UN SEUL ET MEME ENJEU

En schématisant, on peut considérer qu’il existe deux visions sur la nature de ce qu’il est convenu d’appeler « l’Europe de la défense ». La première la considère comme un aboutissement, en termes politico-stratégiques (et non pas bureaucratico-institutionnels), de la construction européenne ; la seconde y voit le couronnement de la transatlantisation,[50] dans la mesure où la Politique de sécurité et de défense commune (PSDC) aurait vocation à servir d’auxiliaire et/ou à devenir un département civil de l’OTAN. Or la poursuite de l’une ou l’autre option conditionne en grande partie l’avenir de nos industries d’armement. Quoi que l’on puisse faire pour ligoter la PSDC, doper l’OTAN et promouvoir la soi-disant coopération entre les deux, la donne fondamentale reste inchangée. Du moment où il existe une composante « défense » dans les cadres de l’UE, et que cette composante « défense » comporte une dimension militaire proprement dite, les deux organisations sont comme les émanations des deux visions et se retrouvent donc fondamentalement en compétition.

L’OTAN, cheval de Troie

Par sa seule existence, l’OTAN sert de prétexte à ceux qui désirent bloquer les démarches spécifiquement européennes en stigmatisant les soi-disant « doubles emplois ». Or, comme le note l’ancien chef de l’Etat-major de l’UE : si « le souci de la complémentarité s’est exprimé en termes de non-duplication, c’est-à-dire de restrictions imposées aux capacités de l’UE (…) en réalité, l’UE et l’OTAN ne sont que des cadres d’engagement internationaux dont les forces proviennent des Etats membres. La seule duplication nécessaire est donc celle des chaînes de commandement et des moyens de communication qui leur sont rattachés, ce qui représente un faible investissement ».[51] N’empêche qu’elle est présentée comme du pur gaspillage. Or ce n’est pas trahir un secret que de remarquer, comme l’a fait un autre général français, lui aussi avec son lot d’expérience à l’UE, que « les intérêts européens ne se confondent pas toujours avec ceux de l'OTAN et donc des Etats-Unis, comme nous pouvons le constater au Mali ».[52]

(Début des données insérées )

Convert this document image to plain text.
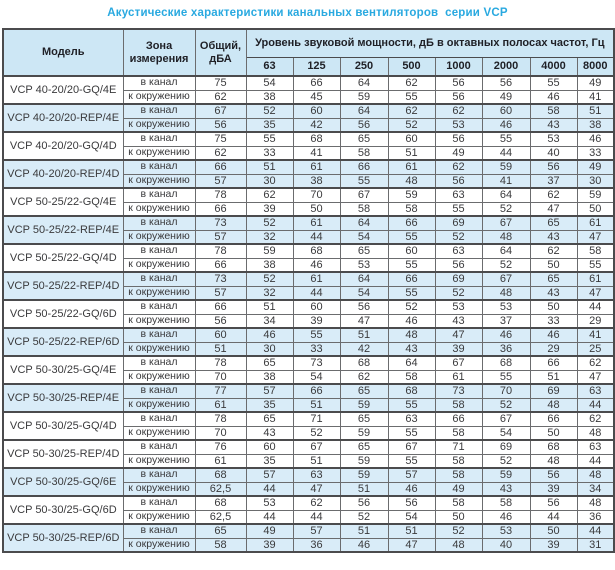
Акустические характеристики канальных вентиляторов  серии VCP
Модель	Зона измерения	Общий, дБА	Уровень звуковой мощности, дБ в октавных полосах частот, Гц							
			63	125	250	500	1000	2000	4000	8000
VCP 40-20/20-GQ/4E	в канал	75	54	66	64	62	56	56	55	49
	к окружению	62	38	45	59	55	56	49	46	41
VCP 40-20/20-REP/4E	в канал	67	52	60	64	62	62	60	58	51
	к окружению	56	35	42	56	52	53	46	43	38
VCP 40-20/20-GQ/4D	в канал	75	55	68	65	60	56	55	53	46
	к окружению	62	33	41	58	51	49	44	40	33
VCP 40-20/20-REP/4D	в канал	66	51	61	66	61	62	59	56	49
	к окружению	57	30	38	55	48	56	41	37	30
VCP 50-25/22-GQ/4E	в канал	78	62	70	67	59	63	64	62	59
	к окружению	66	39	50	58	58	55	52	47	50
VCP 50-25/22-REP/4E	в канал	73	52	61	64	66	69	67	65	61
	к окружению	57	32	44	54	55	52	48	43	47
VCP 50-25/22-GQ/4D	в канал	78	59	68	65	60	63	64	62	58
	к окружению	66	38	46	53	55	56	52	50	55
VCP 50-25/22-REP/4D	в канал	73	52	61	64	66	69	67	65	61
	к окружению	57	32	44	54	55	52	48	43	47
VCP 50-25/22-GQ/6D	в канал	66	51	60	56	52	53	53	50	44
	к окружению	56	34	39	47	46	43	37	33	29
VCP 50-25/22-REP/6D	в канал	60	46	55	51	48	47	46	46	41
	к окружению	51	30	33	42	43	39	36	29	25
VCP 50-30/25-GQ/4E	в канал	78	65	73	68	64	67	68	66	62
	к окружению	70	38	54	62	58	61	55	51	47
VCP 50-30/25-REP/4E	в канал	77	57	66	65	68	73	70	69	63
	к окружению	61	35	51	59	55	58	52	48	44
VCP 50-30/25-GQ/4D	в канал	78	65	71	65	63	66	67	66	62
	к окружению	70	43	52	59	55	58	54	50	48
VCP 50-30/25-REP/4D	в канал	76	60	67	65	67	71	69	68	63
	к окружению	61	35	51	59	55	58	52	48	44
VCP 50-30/25-GQ/6E	в канал	68	57	63	59	57	58	59	56	48
	к окружению	62,5	44	47	51	46	49	43	39	34
VCP 50-30/25-GQ/6D	в канал	68	53	62	56	56	58	58	56	48
	к окружению	62,5	44	44	52	54	50	46	44	36
VCP 50-30/25-REP/6D	в канал	65	49	57	51	51	52	53	50	44
	к окружению	58	39	36	46	47	48	40	39	31
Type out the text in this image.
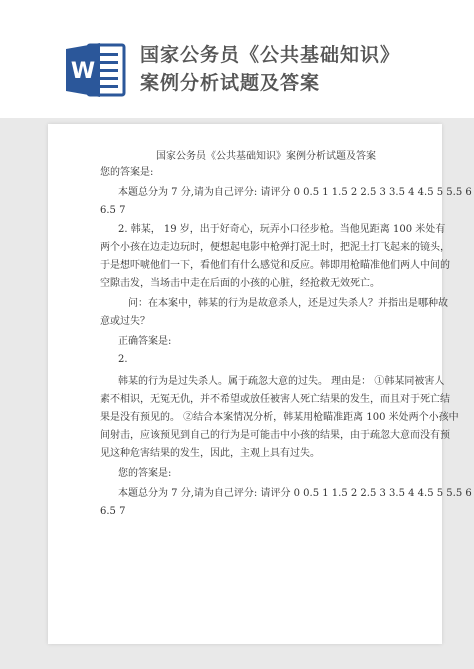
W
国家公务员《公共基础知识》
案例分析试题及答案
国家公务员《公共基础知识》案例分析试题及答案
您的答案是:
本题总分为 7 分,请为自己评分: 请评分 0 0.5 1 1.5 2 2.5 3 3.5 4 4.5 5 5.5 6
6.5 7
2. 韩某， 19 岁，出于好奇心，玩弄小口径步枪。当他见距离 100 米处有
两个小孩在边走边玩时，便想起电影中枪弹打泥土时，把泥土打飞起来的镜头，
于是想吓唬他们一下，看他们有什么感觉和反应。韩即用枪瞄准他们两人中间的
空隙击发，当场击中走在后面的小孩的心脏，经抢救无效死亡。
问：在本案中，韩某的行为是故意杀人，还是过失杀人？并指出是哪种故
意或过失？
正确答案是:
2.
韩某的行为是过失杀人。属于疏忽大意的过失。 理由是： ①韩某同被害人
素不相识，无冤无仇，并不希望或放任被害人死亡结果的发生，而且对于死亡结
果是没有预见的。 ②结合本案情况分析，韩某用枪瞄准距离 100 米处两个小孩中
间射击，应该预见到自己的行为是可能击中小孩的结果，由于疏忽大意而没有预
见这种危害结果的发生，因此，主观上具有过失。
您的答案是:
本题总分为 7 分,请为自己评分: 请评分 0 0.5 1 1.5 2 2.5 3 3.5 4 4.5 5 5.5 6
6.5 7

Ces simples constats ne font que souligner à quel point il faut rester vigilant face à tout ce qui peut venir comme initiative de la part de l’Alliance. C’est d’ailleurs la conclusion récurrente dans le rapport qu’Hubert Védrine adressa à la mi-novembre dernier au Président François Hollande.[53] Qu’il s’agisse de programmes (comme la défense antimissile balistique), d’initiatives capacitaires (comme la « Défense intelligente »), de propositions de financement commun ou de risque de « phagocytage conceptuel et théorique », l’ancien ministre des Affaires étrangères ne cesse d’y réitérer les mises en garde.

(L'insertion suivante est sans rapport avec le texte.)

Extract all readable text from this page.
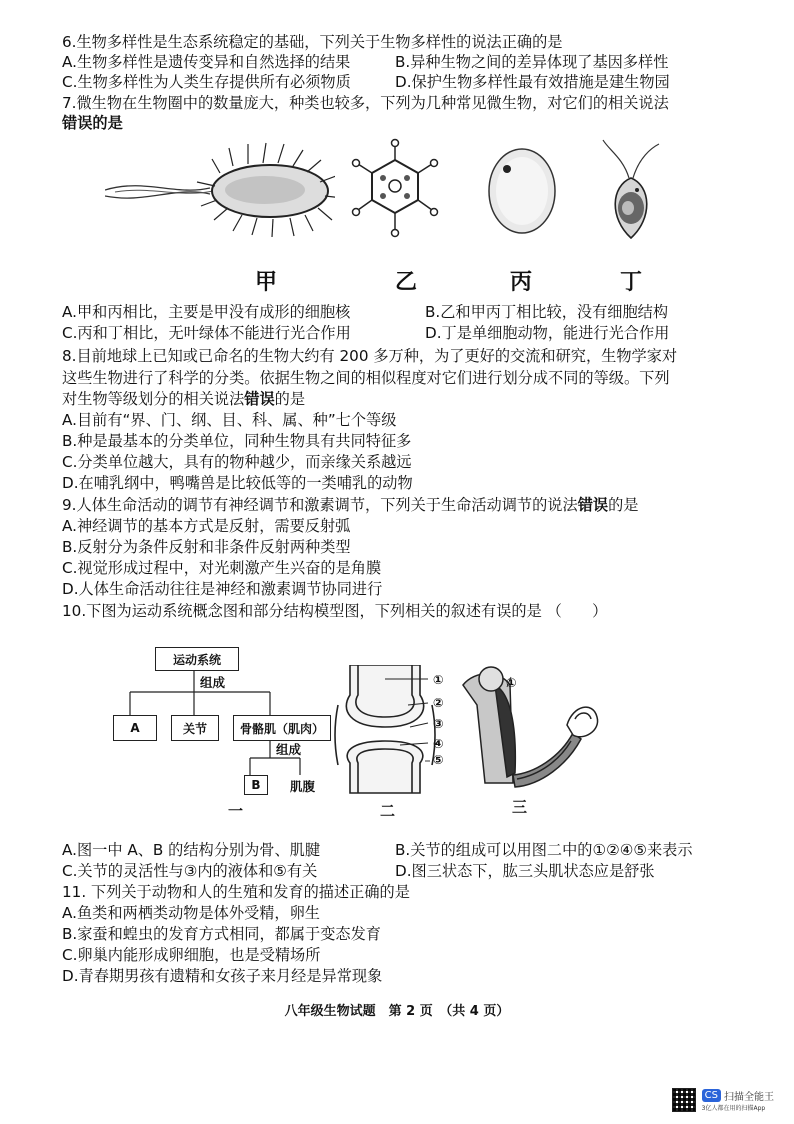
6.生物多样性是生态系统稳定的基础，下列关于生物多样性的说法正确的是
A.生物多样性是遗传变异和自然选择的结果	B.异种生物之间的差异体现了基因多样性
C.生物多样性为人类生存提供所有必须物质	D.保护生物多样性最有效措施是建生物园
7.微生物在生物圈中的数量庞大，种类也较多，下列为几种常见微生物，对它们的相关说法
错误的是
甲	乙	丙	丁
A.甲和丙相比，主要是甲没有成形的细胞核	B.乙和甲丙丁相比较，没有细胞结构
C.丙和丁相比，无叶绿体不能进行光合作用	D.丁是单细胞动物，能进行光合作用
8.目前地球上已知或已命名的生物大约有 200 多万种，为了更好的交流和研究，生物学家对
这些生物进行了科学的分类。依据生物之间的相似程度对它们进行划分成不同的等级。下列
对生物等级划分的相关说法错误的是
A.目前有“界、门、纲、目、科、属、种”七个等级
B.种是最基本的分类单位，同种生物具有共同特征多
C.分类单位越大，具有的物种越少，而亲缘关系越远
D.在哺乳纲中，鸭嘴兽是比较低等的一类哺乳的动物
9.人体生命活动的调节有神经调节和激素调节，下列关于生命活动调节的说法错误的是
A.神经调节的基本方式是反射，需要反射弧
B.反射分为条件反射和非条件反射两种类型
C.视觉形成过程中，对光刺激产生兴奋的是角膜
D.人体生命活动往往是神经和激素调节协同进行
10.下图为运动系统概念图和部分结构模型图，下列相关的叙述有误的是 （　　）
运动系统
组成
A	关节	骨骼肌（肌肉）
组成
B	肌腹
①
②
③
④
⑤
①
一	二	三
A.图一中 A、B 的结构分别为骨、肌腱	B.关节的组成可以用图二中的①②④⑤来表示
C.关节的灵活性与③内的液体和⑤有关	D.图三状态下，肱三头肌状态应是舒张
11. 下列关于动物和人的生殖和发育的描述正确的是
A.鱼类和两栖类动物是体外受精，卵生
B.家蚕和蝗虫的发育方式相同，都属于变态发育
C.卵巢内能形成卵细胞，也是受精场所
D.青春期男孩有遗精和女孩子来月经是异常现象
八年级生物试题　第 2 页　（共 4 页）
CS 扫描全能王
3亿人都在用的扫描App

Arrêtons-nous un instant sur ce dernier point. Et jetons un coup d’oeil sur l’ACT (Commandement allié pour la transformation) qui est comme la tour de contrôle conceptuel-capacitaire de l’Alliance. Installé à Norfolk, en Virginie, l’ACT conduit ses travaux dans l’orbite du Département de la Défense, plus particulièrement dans celui des équipes qui y sont chargés de la « transformation », autrement dit de la mise en oeuvre de la RMA (révolution dans les affaires militaires).[54] Or le concept même de la « transformation » est tout sauf innocent. C’est l’un des principaux promoteurs de la RMA, l’amiral Owens, qui nous confirme la portée politique, pour les alliés, de l’adoption de ses postulats : « Nous pouvons établir une nouvelle relation [avec nos alliés] qui soit fondée sur l’avantage comparatif dont disposent les Etats-Unis dans les domaines du C3I, de la surveillance et de l’acquisition de cibles et dans les armes à guidage précis. Ces outils offrent une marge de supériorité et sont attractifs pour toutes les nations, mais ils sont très coûteux à développer; [pour les Européens, désireux] d’en bénéficier sans avoir à en supporter le coût, la coopération avec les Etats-Unis devient attractive. Cela offrira à ces derniers un droit de regard sur la politique de défense de nos alliés».[55]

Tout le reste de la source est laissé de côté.